You just need to follow the usual procedure of wrapping C++ lib's with C interface. I.e., (1) write a header file with whatever list of declaration of functions you need, (2) write a cpp file that defines those functions by calling functions from dragonbox library, and then (3) compile that cpp file into a library file, and (4) use it from C by including the header file and linking to the library file.

(I accidently clicked "Close with comment" button while writing this😅)

You can find lots of information on this from the Internet. Most of the articles on it seems to assume object (classes) API therefore defines an opaque pointer, but since dragonbox API's are purely procedural, you don't need that.

jk-jeon avatar May 20 '22 13:05 jk-jeon

hello :-) @jk-jeon,

thank you for your fast reply,

you didn't say something about 'would like a version for 80-bit long doubles, and lack the skills to build such from above info.'. in general i can try to dive into, but have seen here and at ryu that people with better skills didn't finish, thus think it's too big a task for me.

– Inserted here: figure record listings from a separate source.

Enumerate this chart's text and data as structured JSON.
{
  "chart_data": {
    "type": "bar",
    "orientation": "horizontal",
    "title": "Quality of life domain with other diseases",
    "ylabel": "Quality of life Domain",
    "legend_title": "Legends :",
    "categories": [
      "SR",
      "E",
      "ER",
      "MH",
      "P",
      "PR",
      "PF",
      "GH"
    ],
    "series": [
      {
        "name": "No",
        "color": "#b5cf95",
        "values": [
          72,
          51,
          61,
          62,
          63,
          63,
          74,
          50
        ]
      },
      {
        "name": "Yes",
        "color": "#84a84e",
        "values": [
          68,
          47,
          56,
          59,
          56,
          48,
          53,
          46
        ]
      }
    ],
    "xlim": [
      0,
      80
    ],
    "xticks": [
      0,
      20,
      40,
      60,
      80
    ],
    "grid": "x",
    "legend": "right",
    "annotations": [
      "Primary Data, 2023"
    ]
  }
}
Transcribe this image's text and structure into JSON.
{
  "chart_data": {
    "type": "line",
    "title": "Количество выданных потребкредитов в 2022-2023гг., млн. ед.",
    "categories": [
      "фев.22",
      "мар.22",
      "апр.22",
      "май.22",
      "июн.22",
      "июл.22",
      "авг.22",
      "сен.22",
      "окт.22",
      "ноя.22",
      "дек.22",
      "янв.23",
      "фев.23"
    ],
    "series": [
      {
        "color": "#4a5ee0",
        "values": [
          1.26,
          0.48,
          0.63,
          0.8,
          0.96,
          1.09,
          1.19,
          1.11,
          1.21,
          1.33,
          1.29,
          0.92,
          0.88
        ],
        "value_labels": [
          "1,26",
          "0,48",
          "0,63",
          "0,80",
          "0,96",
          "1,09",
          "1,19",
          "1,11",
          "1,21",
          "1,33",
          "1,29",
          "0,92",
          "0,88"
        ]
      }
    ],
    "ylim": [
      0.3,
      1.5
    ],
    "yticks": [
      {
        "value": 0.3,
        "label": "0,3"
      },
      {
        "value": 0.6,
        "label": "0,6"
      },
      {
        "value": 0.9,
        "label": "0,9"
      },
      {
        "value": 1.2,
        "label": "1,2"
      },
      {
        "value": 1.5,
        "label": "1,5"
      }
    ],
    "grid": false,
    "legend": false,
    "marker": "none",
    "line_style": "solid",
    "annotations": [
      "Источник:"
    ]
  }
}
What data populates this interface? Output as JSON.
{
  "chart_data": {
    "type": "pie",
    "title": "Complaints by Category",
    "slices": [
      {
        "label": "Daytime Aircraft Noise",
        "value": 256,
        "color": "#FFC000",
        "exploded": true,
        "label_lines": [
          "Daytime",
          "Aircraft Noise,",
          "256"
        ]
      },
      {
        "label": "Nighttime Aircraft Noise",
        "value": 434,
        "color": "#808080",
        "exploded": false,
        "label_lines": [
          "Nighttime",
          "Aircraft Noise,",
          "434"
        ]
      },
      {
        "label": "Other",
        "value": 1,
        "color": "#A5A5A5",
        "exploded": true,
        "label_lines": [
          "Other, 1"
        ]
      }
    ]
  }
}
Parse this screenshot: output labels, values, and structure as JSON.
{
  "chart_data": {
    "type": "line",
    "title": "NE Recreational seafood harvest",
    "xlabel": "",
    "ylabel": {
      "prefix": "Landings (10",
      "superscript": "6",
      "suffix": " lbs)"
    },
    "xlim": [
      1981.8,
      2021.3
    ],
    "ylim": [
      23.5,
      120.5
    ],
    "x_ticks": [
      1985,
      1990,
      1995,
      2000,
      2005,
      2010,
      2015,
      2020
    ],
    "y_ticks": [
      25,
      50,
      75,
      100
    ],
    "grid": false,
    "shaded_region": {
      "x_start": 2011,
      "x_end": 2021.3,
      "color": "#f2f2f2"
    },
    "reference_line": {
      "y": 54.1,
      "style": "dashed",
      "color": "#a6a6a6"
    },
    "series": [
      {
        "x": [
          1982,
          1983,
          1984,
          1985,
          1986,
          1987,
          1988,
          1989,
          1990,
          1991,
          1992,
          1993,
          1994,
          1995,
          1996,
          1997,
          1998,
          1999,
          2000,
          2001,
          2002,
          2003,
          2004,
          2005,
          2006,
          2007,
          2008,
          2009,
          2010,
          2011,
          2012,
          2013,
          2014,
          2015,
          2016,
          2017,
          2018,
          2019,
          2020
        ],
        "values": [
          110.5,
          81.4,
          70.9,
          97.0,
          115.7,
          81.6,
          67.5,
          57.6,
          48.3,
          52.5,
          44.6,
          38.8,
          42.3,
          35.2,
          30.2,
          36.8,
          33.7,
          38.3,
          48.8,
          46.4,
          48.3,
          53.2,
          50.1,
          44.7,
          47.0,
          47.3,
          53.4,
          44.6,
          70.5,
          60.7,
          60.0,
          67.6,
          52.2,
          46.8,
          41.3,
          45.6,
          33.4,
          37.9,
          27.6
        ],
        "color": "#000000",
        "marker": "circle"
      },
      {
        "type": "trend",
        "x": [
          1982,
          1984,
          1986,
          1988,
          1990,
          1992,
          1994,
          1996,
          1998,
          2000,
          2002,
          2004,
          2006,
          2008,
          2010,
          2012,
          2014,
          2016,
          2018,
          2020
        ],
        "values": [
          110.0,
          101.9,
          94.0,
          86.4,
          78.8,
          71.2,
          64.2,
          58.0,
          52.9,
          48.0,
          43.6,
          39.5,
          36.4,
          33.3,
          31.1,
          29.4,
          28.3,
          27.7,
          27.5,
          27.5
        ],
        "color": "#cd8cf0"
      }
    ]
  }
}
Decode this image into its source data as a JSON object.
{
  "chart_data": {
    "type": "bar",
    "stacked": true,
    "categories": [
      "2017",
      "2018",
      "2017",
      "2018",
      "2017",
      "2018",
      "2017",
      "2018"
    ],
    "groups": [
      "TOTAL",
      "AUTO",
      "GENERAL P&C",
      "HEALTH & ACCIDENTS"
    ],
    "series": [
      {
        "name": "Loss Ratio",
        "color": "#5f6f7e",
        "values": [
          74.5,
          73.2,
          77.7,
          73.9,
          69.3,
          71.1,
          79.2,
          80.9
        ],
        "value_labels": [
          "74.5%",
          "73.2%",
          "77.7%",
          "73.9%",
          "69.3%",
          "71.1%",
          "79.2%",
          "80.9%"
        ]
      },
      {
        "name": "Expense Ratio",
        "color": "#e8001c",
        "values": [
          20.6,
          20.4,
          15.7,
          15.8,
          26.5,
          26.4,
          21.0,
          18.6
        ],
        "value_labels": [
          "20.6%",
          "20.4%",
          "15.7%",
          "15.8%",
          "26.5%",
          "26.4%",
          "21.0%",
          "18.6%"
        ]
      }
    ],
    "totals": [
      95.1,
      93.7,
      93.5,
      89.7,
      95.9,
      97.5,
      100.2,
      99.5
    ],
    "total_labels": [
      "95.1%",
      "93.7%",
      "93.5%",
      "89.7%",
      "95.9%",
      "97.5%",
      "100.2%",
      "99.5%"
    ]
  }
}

let me explain the value of a long double version: in some way longs are dead, and also intel doesn't push them anymore, but! they provide a good way to check the results of double calculations which I consider very helpful for my work on last bit accuracy.

wrapping C++ - 'usual way' ... did you decode the implicit meaning of my nick? I'd need to learn more about 'C', plenty about C++, about their co-play, about compilers and options, about your project, rounding modes, ... besides the general value of learning, it would be better for the project and for a good solution that can be used by others if something like this is done by experienced people.

IMHO the two points above ( 'longs' and 'C' access ) could help a lot of people once they were available, whereas for the 'C' access float to string, double to string and long double to string would be sufficient.

TIA for any help from you or other persons ...

newbie-02 avatar May 21 '22 05:05 newbie-02

but have seen here and at ryu that people with better skills didn't finish, thus think it's too big a task for me.

I would say it is not a dauntingly hard task, but it is certainly something that requires nontrivial amount of time and energy. Also it is not something super-advanced or something that requires a lot of creativity and innovation, but it certainly requires enough understanding of the underlying algorithms, which I assume not so many people seem to have already acquired, nor willing to acquire, at this point. Fast but 100% accurate float-to-string conversion is probably quite a niche thing that not so many people are caring about, and especially that for 80-bit float is presumably even more niche. Maybe no one did it yet because it is not so super-rewarding given the amount of effort it requires.

Also, regarding the C-interface thing, I think this issue thread is not really the right place to talk about it. As I said, you can google, e.g., "wrapping C++ with C interface" and find plenty of information on it. Just be aware that the library API is not object-oriented so you need not to have a so-called "opaque pointer" from the interface.

jk-jeon avatar May 24 '22 00:05 jk-jeon